Invasion des statues de lions exotiques

De plus en plus de statues de lions en pierre exotiques d’inspiration chinoise ou occidentale envahissent monuments historiques, entreprises et même administrations, en inadéquation totale avec les valeurs esthétique et culturelle du pays. Les chercheurs haussent le ton !


Bon nombre de cultures du monde attribue au lion une panoplie de pouvoirs : protection, force, chance et domination. Ce qui n’est pas forcement le cas dans la culture vietnamienne où ce félin ne figure pas dans le fameux tu linh (quatre animaux sacrés) : long (dragon), ly (licorne), quy (tortue) et phuong (phénix). Pourtant, il est bien présent dans les pagodes et autres monuments historiques.

Deux lions exotiques à l’air menaçant installés à l’entrée d’une banque à Hanoi.
Photo : Bùi Phuong/CVN


C’est un fait. Actuellement, les statues de lions en pierre sont visibles un peu partout. Devant les pagodes, les monuments historiques, les résidences officielles des autorités, les entreprises et bâtiments administratifs. Difficile d’y échapper. Pareil, le long des routes nationales reliant Hanoi aux provinces septentrionales de Hà Nam, Nam Dinh, Thanh Hóa, Hai Duong et Quang Ninh.

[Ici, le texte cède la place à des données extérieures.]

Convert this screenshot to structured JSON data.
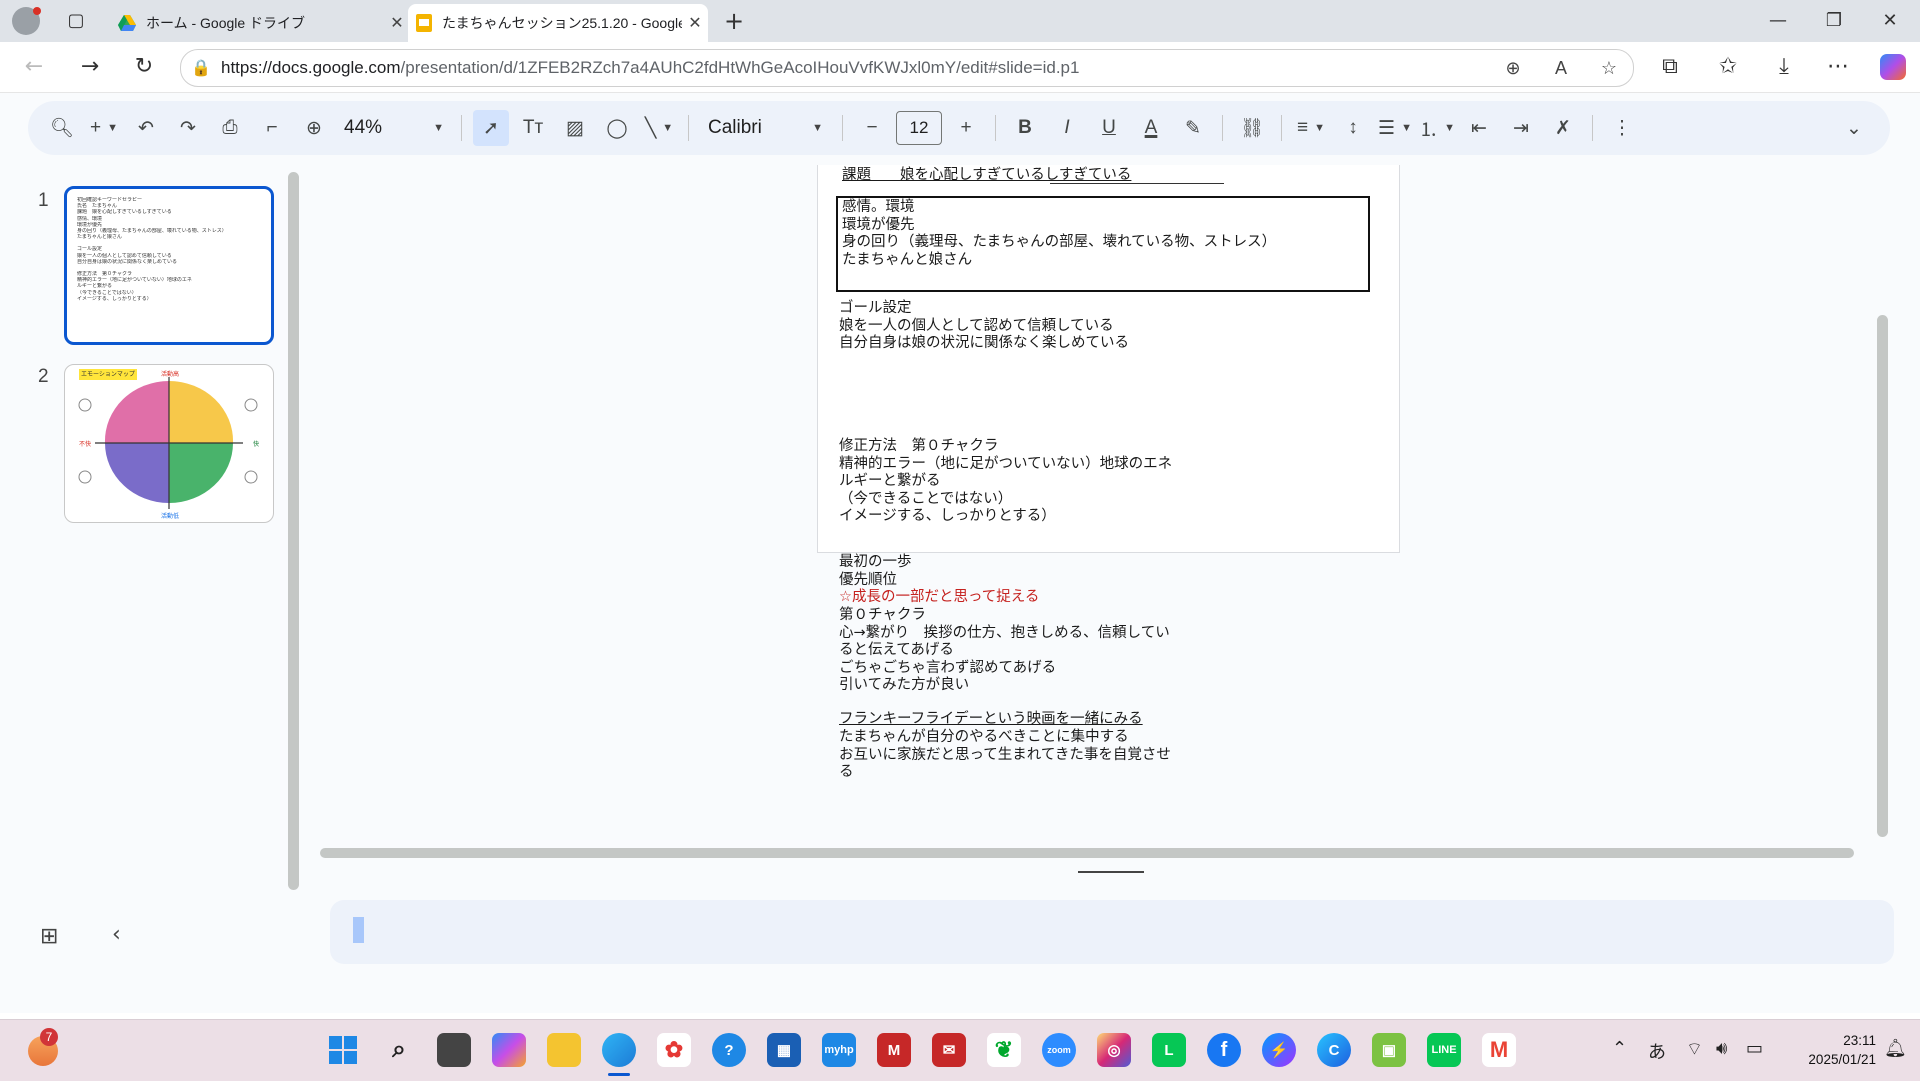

Il s’agit dans la plupart des cas d’une paire de lions en pierre ou en marbre blanc ou gris, les crocs et griffes bien en évidence, l’air menaçant.
Une atteinte à l’identité nationale
Selon le Pr.-Dr. Tông Trung Tin, directeur de l’Institut national de l’archéologie : «Cela part d’une croyance selon laquelle la présence d’une paire de statues de lions devant une maison protégerait son propriétaire et lui permettrait de s’enrichir rapidement». Point de vue partagé par Vi Kiên Thành, directeur du Département des beaux-arts, de la photographie et des expositions, organisme en charge de la gestion des symboles nationaux, qui constate qu’actuellement, aux alentours de plusieurs monuments comme aux entrées des entreprises et des administrations, la tendance est de plus en plus à l’installation de statues de lions, la plupart sculptées selon les modèles occidentaux et surtout chinois.
«L’irruption de ces statues en pierre dans les vestiges porte atteinte à l’identité nationale, déforme l’histoire et touche à la culture léguée par nos ancêtres», s’inquiète pour sa part l’anthropologue Trân Lâm Biên. Pire, faute de connaissances culturelles suffisantes, une majorité de Vietnamiens confondent les statues de lions d’inspiration vietnamienne à celles de styles chinois ou occidental.

Un vrai lion vietnamien installé dans un vestige historique à Huê.


Selon les recherches du Pr.-Dr. Tông Trung Tin, les lions en pierre, originaires d’Iran, datent de trois millénaires. Jadis, les pays d’Asie orientale les considéraient comme des offrandes aux cours féodales chinoises. Puis, ces lions ont «immigré» en Chine où ils ont été considérés comme des protecteurs des sépultures. Les lions chinois se distinguent par leur grosse tête, un corps énorme et musclé, des membres antérieurs aux griffes pointues, des yeux arrondis et une dentition proéminente et forte soulignant leur férocité.
Lion chinois vs lion vietnamien
Au Vietnam, ces lions en pierre sont apparus à la dynastie des Ly (1009-1225) et étaient considérés comme un symbole de la force bouddhique. Mais les lions vietnamiens se distinguent complètement de leurs homologues chinois et occidentaux. D’après Trân Hâu Yên Thê, chercheur en beaux-arts, ils sont plus minutieusement sculptés, leur denture est moins tranchante, dépourvue de canines. En attestent les statues des pagodes Phât Tich, Chuong Son, Bà Tâm, Thây, Hoàng Kim, Sung Nghiêm. Elles ne reflètent pas une démonstration de force, encore moins une dangerosité.
Selon le bonze Thích Bao Nghiêm, vice-président de l’Église bouddhique du Vietnam : «Dans la culture vietnamienne, il n’existe aucune tradition exigeant d’installer des lions énormes devant les pagodes. Dans ces lieux sacrés, outre les quatre animaux sacrés que sont long, li, quy et phuong il n’y a pas de place pour d’autres animaux non conformes à la culture traditionnelle».
Plus concrètement, l’historien Duong Trung Quôc plaide pour une réaction imminente des organismes compétents afin de mettre fin à cet «envahissement».